The contenders include Brazil's Bruno Cappeloza, the top-ranked fighter in the heavyweight division who has not lost this season; his compatriot Antonio Carlos Junior, a former jiu-jitsu world champion who is vying for the light-heavyweight title; and American Kayla Harrison, a judo gold medallist at the 2012 London Olympics who is also the defending champion of the women's lightweight division.

Chang believes that PFL's league-season format raises the competitive stakes, with division winners truly earning their titles by being consistently excellent throughout the gruelling rounds of competition.

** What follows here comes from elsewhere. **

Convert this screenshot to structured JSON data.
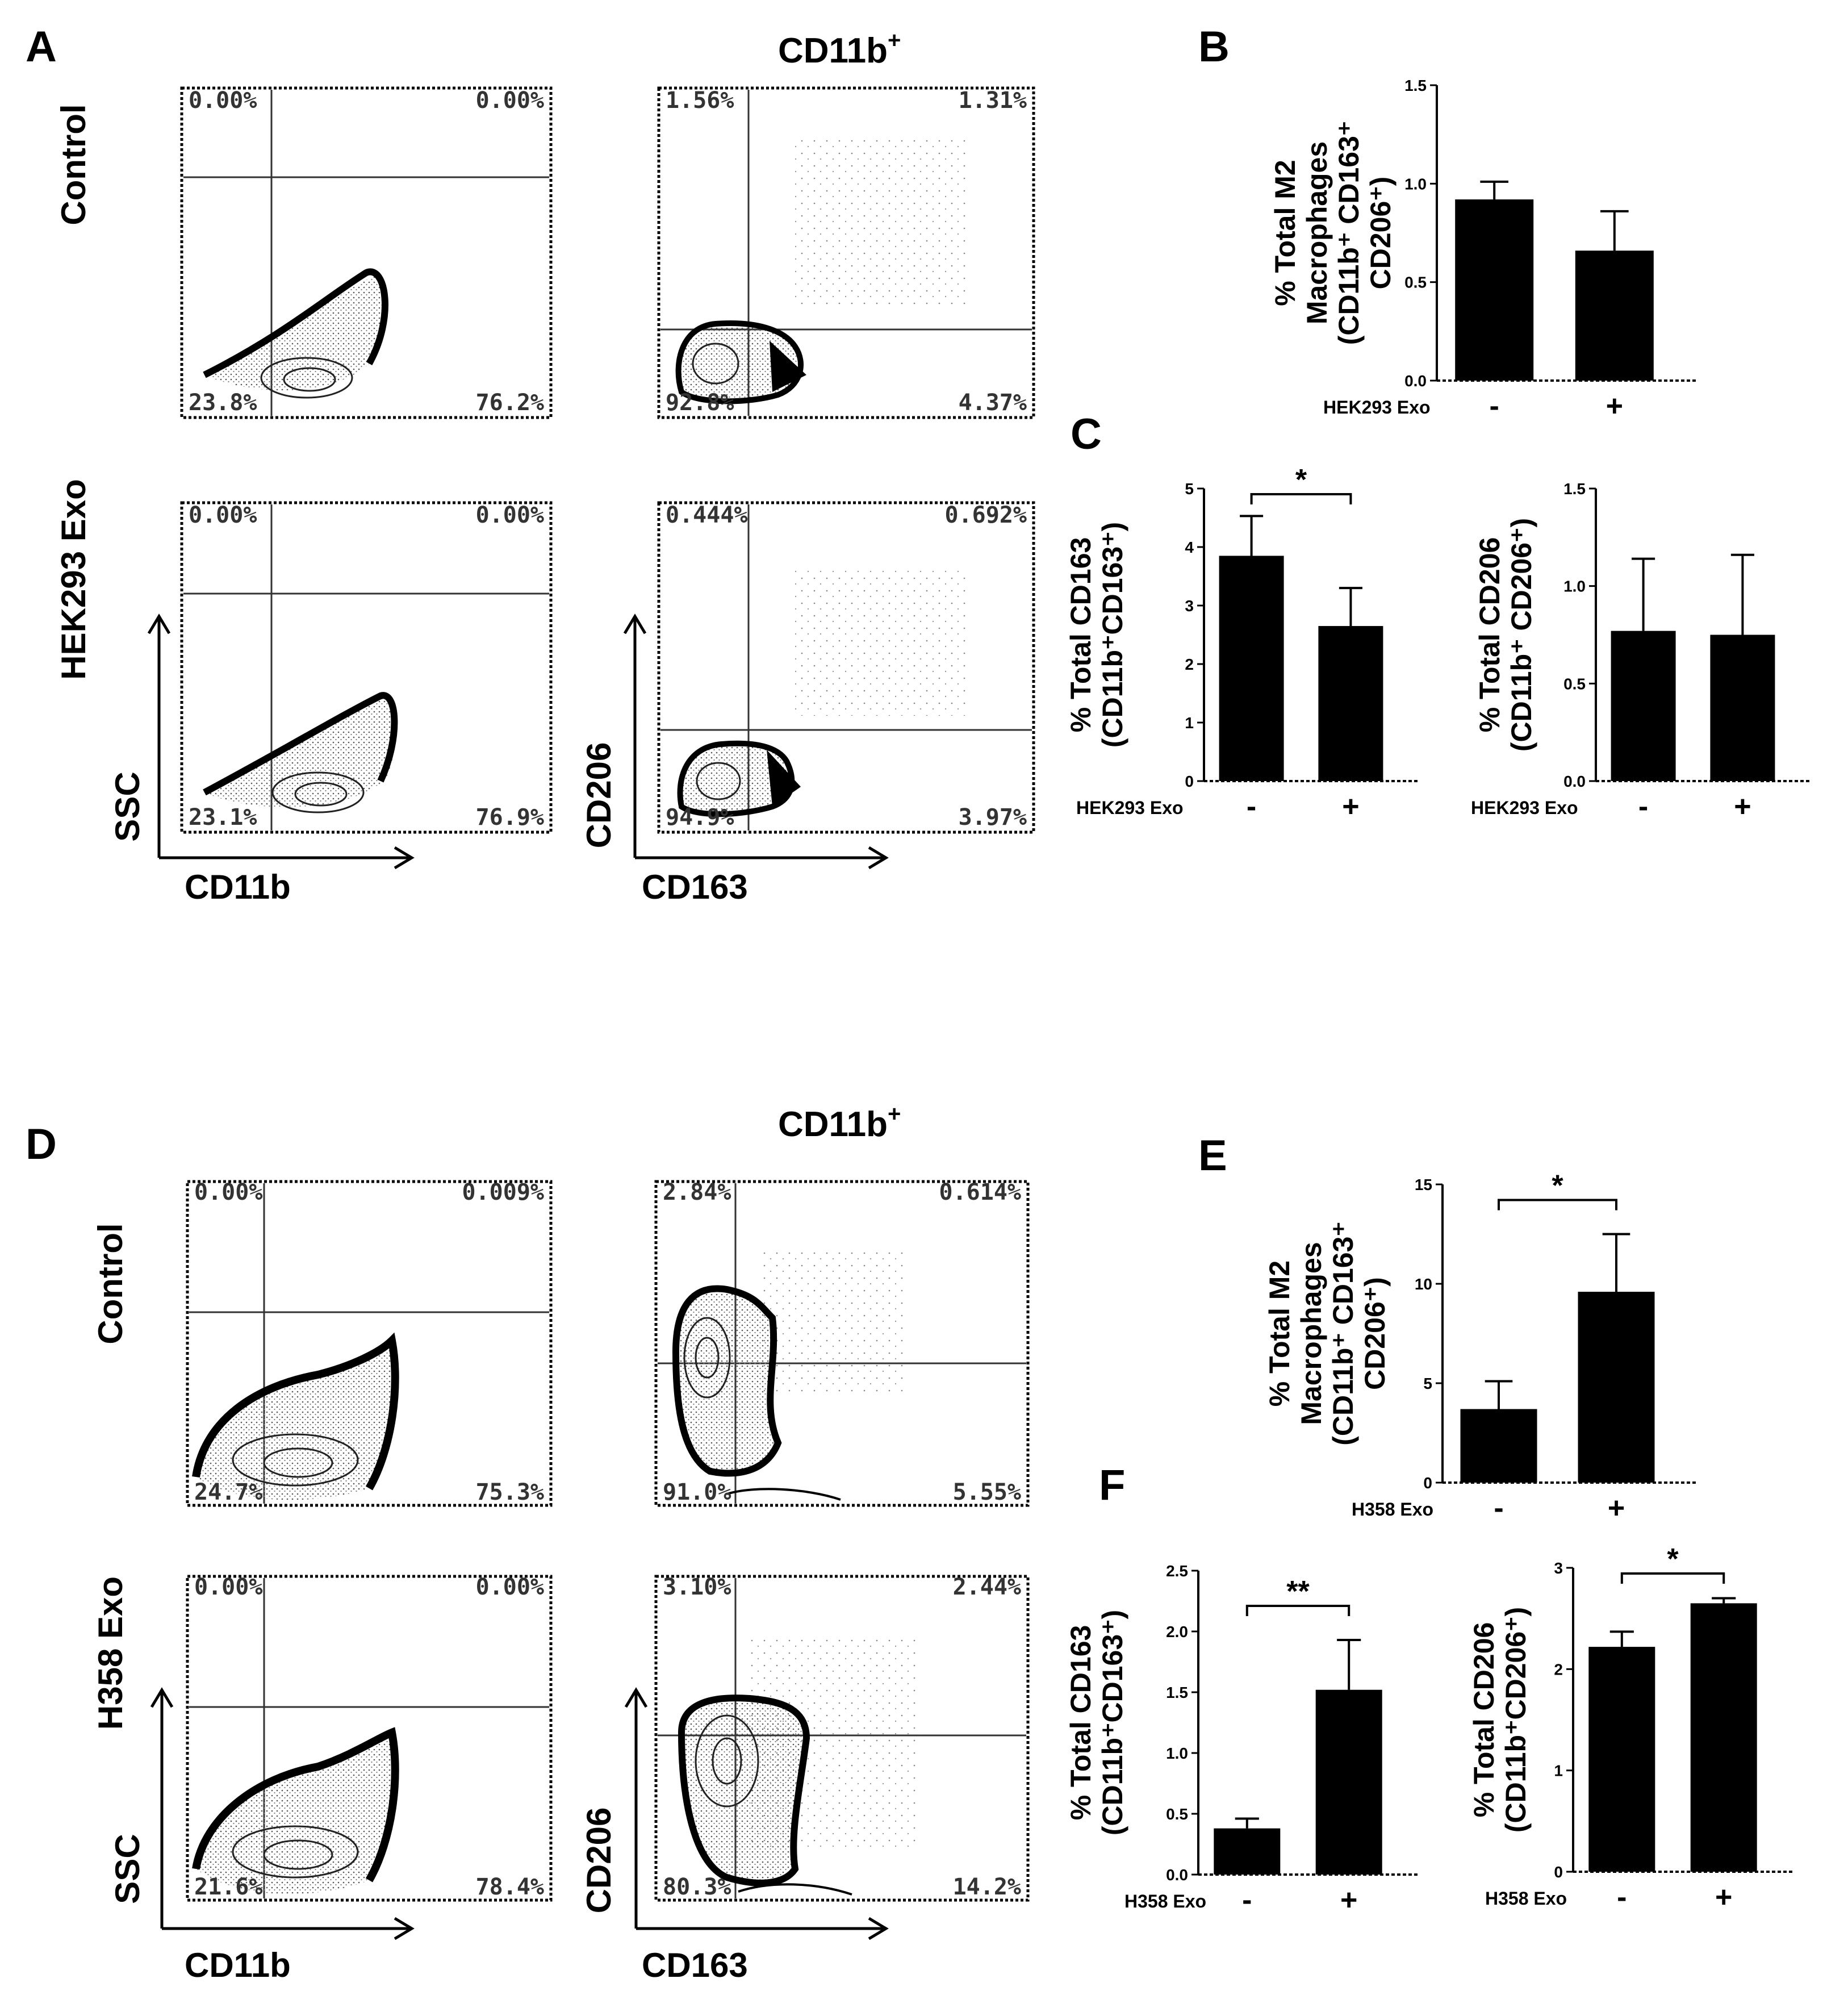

"The fighters know that going through a legitimate process to be crowned champion, instead of just one-off fights here and there, it brings a lot of credibility to their fighting skills," he said.

"I think it brings a lot of drama and excitement that carries through the entire year, and it escalates the stakes such that we ultimately find true champions who managed to last the distance and fend off all challengers."

Challenge to find footing in Asian market

It will be nevertheless be a challenge for PFL to find its footing in a crowded and highly-competitive Asian MMA viewership market.

Singapore-based ONE Championship has had a decade's worth of experience in promoting MMA events throughout Asia; Japan has a slew of MMA organisations such as DEEP, Pancrase and Shooto; and popular American companies such as Bellator and Ultimate Fighting Championship (UFC) have already crossed the Pacific to established their presences among the sizeable martial arts fan base in Asia.

There is also the ongoing uncertainty caused by the COVID-19 pandemic in staging sporting events for mass audiences, but Chang is taking all these challenges in his stride.

"The Asian MMA market is still expanding, so it's not a zero-sum game," he said. "There are always a few bumps on the road at the beginning, but I think that, as things start to normalise in the long term, I believe we have a great product that will be able to stand up to the rest of the competition. I hope to be part of an organisation that continues to grow."